As editor of Acronym Online — a source of news and information about CAD and related digital design technologies for public-sector professionals in the fields of AEC, manufacturing, and GIS — Caron Beesley of knows that government agencies are committed to accountability and doing more with less. That's why it is important for these organizations to use software efficiently and cost-effectively — and in ways that aren’t always the same as those of private-sector users.
Acronym Online was created ten years ago to support the unique needs of CAD users in government. In this interview, Beesley details what Acronym Online offers government CAD users to help them better serve their communities.
Is CAD use different for those in the public sector vs. private?
Government agencies are constantly tasked with doing more with less; the focus for the public sector is more on realizing efficiencies and productivity, rather than profitability. Because they are funded by the taxpayer, government employees, agencies and departments are also highly accountable for the work they do and the impact it has on the community. For example, transportation infrastructure engineers and designers are under constant pressure to deliver value and demonstrate the outcomes of their investment in new infrastructure.
CAD software has evolved tremendously to the point where government users are able to realize a holistic view of the design/build process. They can adjust designs during the concept phase to save costs down the road. They can share prototypes and simulated scenarios of what highways, bridges, and buildings will look like before they're built, and ensure stakeholder buy-in early in the process. Government agencies are also using CAD software to better manage the performance of buildings and facilities after they're built.
All of which saves time, reduces errors, and increases efficiencies.
What tips and tricks do you find are most useful to public sector CAD users?
Again, it's about doing more with less. Budgets are always limited, so training is often a luxury that government users can't afford. At Acronym, we try to provide free access to the tips, tricks and training that are sorely missing by providing articles, videos, best practices, webinars, and more.

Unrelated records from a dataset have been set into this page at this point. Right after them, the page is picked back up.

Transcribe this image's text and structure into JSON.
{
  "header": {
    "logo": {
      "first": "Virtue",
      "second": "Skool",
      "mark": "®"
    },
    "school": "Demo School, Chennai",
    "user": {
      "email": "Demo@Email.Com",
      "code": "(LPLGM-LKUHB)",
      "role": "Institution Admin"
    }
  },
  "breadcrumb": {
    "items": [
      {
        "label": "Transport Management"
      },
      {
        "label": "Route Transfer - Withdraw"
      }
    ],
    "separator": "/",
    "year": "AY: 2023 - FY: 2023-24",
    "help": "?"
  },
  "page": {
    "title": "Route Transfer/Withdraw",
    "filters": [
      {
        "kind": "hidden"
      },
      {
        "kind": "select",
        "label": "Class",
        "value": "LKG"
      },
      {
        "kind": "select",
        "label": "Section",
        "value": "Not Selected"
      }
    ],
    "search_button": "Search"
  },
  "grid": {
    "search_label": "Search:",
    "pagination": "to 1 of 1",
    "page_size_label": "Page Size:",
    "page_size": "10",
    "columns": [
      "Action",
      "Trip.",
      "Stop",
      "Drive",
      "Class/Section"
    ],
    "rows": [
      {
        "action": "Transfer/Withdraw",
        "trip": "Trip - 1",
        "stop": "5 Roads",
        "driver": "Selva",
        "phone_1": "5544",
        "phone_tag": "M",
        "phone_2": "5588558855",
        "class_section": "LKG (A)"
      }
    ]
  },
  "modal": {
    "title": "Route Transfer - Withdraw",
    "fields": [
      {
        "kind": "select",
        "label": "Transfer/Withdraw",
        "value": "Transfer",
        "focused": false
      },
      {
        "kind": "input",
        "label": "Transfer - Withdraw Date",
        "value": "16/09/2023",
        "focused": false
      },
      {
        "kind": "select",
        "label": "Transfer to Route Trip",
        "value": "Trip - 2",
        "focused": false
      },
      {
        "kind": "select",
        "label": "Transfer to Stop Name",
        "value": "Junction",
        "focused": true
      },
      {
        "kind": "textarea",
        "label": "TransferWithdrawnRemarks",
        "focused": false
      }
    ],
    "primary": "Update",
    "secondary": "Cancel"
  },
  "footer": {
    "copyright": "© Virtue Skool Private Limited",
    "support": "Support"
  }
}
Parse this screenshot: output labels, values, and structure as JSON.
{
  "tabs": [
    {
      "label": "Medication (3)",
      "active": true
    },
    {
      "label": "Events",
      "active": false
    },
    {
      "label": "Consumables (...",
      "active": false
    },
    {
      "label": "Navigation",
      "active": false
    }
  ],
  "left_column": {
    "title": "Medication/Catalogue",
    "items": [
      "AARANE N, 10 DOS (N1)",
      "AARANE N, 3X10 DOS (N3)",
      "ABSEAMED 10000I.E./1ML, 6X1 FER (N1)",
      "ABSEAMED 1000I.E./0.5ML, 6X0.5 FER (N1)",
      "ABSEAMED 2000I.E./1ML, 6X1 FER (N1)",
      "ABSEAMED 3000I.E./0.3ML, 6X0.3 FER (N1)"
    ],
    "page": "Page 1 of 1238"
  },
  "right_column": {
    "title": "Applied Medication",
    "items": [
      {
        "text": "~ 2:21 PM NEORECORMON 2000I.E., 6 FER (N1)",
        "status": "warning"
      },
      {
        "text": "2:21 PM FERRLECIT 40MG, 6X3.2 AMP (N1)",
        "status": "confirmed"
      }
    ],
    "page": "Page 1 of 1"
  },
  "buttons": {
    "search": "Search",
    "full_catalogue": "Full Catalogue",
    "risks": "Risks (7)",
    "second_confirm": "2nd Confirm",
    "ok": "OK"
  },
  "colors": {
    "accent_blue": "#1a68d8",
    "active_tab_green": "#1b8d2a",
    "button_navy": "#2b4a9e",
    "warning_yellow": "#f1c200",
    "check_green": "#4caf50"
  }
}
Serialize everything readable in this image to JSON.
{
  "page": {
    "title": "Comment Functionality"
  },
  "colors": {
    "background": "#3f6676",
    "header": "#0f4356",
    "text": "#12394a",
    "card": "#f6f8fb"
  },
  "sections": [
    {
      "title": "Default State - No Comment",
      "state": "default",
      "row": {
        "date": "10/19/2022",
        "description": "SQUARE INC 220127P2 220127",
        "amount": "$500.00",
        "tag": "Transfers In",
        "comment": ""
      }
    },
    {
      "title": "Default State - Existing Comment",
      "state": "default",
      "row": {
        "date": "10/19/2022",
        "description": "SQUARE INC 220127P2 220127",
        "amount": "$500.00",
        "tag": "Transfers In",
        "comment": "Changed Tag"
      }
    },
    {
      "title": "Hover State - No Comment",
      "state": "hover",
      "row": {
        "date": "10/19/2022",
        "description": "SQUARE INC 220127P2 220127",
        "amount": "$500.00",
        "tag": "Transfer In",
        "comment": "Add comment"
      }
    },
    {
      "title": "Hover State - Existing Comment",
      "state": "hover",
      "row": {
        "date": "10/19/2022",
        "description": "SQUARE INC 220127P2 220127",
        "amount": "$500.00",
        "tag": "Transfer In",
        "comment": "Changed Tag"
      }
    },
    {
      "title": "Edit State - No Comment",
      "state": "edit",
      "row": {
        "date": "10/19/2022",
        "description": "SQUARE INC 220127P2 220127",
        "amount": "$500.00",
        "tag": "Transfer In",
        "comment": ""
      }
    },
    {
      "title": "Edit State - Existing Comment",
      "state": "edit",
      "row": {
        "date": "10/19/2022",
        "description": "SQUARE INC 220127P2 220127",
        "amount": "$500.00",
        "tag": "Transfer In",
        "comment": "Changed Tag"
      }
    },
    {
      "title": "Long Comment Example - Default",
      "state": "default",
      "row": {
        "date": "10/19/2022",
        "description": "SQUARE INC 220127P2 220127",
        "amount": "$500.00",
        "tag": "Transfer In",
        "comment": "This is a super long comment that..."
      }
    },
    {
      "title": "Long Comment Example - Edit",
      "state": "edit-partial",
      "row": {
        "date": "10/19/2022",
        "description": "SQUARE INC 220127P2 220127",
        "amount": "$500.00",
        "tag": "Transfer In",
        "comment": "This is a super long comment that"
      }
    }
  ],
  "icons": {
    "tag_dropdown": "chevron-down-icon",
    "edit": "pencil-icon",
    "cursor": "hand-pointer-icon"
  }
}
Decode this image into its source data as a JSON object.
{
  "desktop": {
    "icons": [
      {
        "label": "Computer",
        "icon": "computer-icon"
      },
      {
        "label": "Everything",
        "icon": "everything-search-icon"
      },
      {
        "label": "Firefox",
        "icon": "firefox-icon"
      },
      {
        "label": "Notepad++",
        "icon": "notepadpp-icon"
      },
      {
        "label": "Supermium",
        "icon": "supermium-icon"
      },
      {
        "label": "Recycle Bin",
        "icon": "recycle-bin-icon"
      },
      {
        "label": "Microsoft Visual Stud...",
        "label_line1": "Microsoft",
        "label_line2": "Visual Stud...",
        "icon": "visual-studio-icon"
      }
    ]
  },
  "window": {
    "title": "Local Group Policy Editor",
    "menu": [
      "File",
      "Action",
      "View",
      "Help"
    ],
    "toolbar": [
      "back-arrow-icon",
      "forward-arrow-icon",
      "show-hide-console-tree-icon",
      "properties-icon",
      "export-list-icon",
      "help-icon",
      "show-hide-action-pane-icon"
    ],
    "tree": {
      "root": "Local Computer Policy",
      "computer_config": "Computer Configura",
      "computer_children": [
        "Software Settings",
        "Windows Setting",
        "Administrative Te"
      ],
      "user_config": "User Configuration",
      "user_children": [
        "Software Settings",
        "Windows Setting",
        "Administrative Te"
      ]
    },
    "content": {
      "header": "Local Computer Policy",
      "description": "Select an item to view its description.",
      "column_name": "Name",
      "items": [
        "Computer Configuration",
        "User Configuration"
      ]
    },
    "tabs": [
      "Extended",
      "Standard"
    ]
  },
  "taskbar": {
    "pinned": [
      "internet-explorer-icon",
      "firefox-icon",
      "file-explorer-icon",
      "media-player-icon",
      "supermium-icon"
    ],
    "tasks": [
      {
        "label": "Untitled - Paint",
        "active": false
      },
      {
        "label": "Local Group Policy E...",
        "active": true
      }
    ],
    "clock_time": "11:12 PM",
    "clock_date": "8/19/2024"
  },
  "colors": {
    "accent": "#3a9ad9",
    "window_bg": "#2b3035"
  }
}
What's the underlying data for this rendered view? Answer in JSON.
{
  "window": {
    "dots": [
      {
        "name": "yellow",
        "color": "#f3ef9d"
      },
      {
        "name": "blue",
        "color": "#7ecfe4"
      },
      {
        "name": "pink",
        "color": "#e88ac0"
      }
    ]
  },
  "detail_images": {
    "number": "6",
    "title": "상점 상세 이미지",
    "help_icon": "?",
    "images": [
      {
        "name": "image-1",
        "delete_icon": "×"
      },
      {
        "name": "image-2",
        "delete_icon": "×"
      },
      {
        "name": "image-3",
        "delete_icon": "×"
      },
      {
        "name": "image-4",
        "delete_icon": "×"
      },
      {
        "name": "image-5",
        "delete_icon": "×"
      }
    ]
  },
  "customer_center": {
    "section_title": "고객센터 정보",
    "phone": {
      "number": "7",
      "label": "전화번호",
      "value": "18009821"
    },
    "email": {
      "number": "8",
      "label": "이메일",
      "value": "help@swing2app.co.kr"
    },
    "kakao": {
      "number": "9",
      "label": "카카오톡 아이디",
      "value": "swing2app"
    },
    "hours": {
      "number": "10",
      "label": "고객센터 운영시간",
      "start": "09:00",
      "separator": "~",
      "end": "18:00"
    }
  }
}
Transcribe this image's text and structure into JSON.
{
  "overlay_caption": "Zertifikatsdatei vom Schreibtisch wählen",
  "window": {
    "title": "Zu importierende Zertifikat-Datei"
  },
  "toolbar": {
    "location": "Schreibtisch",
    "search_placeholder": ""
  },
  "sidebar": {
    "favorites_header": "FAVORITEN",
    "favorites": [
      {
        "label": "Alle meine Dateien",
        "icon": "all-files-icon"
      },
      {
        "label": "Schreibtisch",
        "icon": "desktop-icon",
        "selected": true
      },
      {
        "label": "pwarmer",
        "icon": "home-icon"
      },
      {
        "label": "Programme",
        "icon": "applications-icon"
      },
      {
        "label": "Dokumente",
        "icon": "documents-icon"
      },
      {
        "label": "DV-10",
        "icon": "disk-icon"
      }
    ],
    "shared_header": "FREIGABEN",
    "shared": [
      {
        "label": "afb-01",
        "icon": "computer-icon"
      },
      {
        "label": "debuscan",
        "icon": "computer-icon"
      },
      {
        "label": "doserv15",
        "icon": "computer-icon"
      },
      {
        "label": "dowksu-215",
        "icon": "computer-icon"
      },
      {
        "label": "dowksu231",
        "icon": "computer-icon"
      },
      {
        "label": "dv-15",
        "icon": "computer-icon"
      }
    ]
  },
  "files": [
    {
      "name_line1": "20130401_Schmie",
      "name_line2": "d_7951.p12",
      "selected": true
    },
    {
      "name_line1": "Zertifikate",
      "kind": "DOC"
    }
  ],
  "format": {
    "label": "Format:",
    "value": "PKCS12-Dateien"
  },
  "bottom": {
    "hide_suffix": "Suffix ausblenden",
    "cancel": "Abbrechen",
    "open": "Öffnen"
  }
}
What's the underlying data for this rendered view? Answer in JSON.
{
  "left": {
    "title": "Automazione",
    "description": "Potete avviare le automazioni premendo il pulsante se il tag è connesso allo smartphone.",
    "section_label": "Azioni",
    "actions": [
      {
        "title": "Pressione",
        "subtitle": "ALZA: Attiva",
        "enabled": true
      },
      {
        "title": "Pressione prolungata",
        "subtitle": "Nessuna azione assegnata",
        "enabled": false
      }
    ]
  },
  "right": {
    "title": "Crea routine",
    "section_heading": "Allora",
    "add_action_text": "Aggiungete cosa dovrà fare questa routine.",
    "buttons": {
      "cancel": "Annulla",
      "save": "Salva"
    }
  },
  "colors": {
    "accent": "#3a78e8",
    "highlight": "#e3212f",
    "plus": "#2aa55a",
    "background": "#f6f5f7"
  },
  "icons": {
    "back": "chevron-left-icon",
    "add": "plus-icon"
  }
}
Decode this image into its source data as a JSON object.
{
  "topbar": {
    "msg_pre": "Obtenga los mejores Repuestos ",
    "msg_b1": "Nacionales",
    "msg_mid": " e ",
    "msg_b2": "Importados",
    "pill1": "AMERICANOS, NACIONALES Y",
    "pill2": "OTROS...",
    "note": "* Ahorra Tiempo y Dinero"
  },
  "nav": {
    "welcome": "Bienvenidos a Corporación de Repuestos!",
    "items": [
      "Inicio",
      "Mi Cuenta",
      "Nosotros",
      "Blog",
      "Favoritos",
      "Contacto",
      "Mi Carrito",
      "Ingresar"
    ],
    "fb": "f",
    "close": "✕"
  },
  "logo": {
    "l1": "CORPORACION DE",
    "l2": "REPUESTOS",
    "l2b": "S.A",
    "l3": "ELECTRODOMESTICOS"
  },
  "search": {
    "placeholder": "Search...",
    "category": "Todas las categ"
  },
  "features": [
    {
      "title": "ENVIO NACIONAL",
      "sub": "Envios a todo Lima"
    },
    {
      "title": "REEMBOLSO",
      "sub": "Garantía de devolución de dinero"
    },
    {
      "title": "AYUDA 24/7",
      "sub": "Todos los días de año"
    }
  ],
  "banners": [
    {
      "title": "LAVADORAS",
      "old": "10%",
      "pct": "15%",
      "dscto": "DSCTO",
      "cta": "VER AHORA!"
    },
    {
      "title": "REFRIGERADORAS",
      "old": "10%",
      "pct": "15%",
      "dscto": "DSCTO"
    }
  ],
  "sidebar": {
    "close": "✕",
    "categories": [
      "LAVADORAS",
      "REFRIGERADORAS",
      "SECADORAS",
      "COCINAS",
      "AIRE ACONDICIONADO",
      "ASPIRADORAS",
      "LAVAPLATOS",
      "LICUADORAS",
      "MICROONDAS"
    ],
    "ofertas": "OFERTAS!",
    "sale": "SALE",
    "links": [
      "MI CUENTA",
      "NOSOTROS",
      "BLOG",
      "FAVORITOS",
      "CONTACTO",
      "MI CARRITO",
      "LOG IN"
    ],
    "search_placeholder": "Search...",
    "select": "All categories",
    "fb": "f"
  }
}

As for topics, AutoCAD is still a hugely popular tool in government, so any way we can help our readers get more out of the software is also welcome. We also have a strong body of readers who've made the move to vertical industry solutions like AutoCAD Civil 3D and Autodesk Revit. Adoption of these tools takes time, so that's a need we try to cater to as well.
In what ways do big data and cloud computing impact the public sector usage or need for CAD and other design-related tasks?
Cloud computing is a perfect match for cash-strapped government agencies seeking — yes, you guessed it — to do more with less. Access to cloud-based CAD and collaboration tools make it much easier for agencies to interact with the diverse field of contacts and departments they deal with on a daily basis, many of whom aren't tech savvy or don't have design software on their computers. By making design documents and other materials available in the cloud, products like Autodesk 360 help design, engineering, and project teams work and share assets more efficiently on a centralized platform and via any device.
It all adds up to a much more streamlined and expedited workflow.
As for big data, we all know that civil engineers are dealing with larger amounts of data from the design stage through the lifecycle of a project, but making sense of and deriving value from that data has always been a challenge. However, as big data assimilation and analytics tools evolve, designers and contractors are finding ways to make good decisions quickly and bring more intelligence to the design process.
Take Autodesk InfraWorks 360, for example, a perfect solution for government agencies involved with infrastructure projects. This modeling and visualization tool simplifies the creation of large-scale infrastructure models from existing big data sources, including 2D CAD, raster, GIS, City GML, and point clouds as well as data from AutoCAD, Revit, Civil 3D and AutoCAD Map 3D.
InfraWorks also aggregates various data sources to aid in preliminary design analysis tasks such as dynamic site analysis, which predict how shadows may affect designs, and the visual classification of assets according to attributes.
How do you decide what type of content to provide on your site?
Obviously, we keep an ear to the ground as to what's occurring in the industry, but we also work with lots of industry partners who provide us first-hand knowledge of government user needs and challenges. We've also run several award programs and have invited government agencies to share their achievements with CAD. Innovation isn't something you often typically associate with the government, but their successes in the face of tight budgets and limited resources are quite remarkable.
Please share anything additional you would like readers to know about Acronym.
The public sector is very unique; the challenges, missions, and methods of working are quite different than the commercial sector. When we launched Acronym ten years ago, this was part of our consideration. (In case you're wondering, the name is a nod to the government's affinity for acronyms.) At the time, we were the first media outlet to address the needs of public-sector CAD users, and we still are.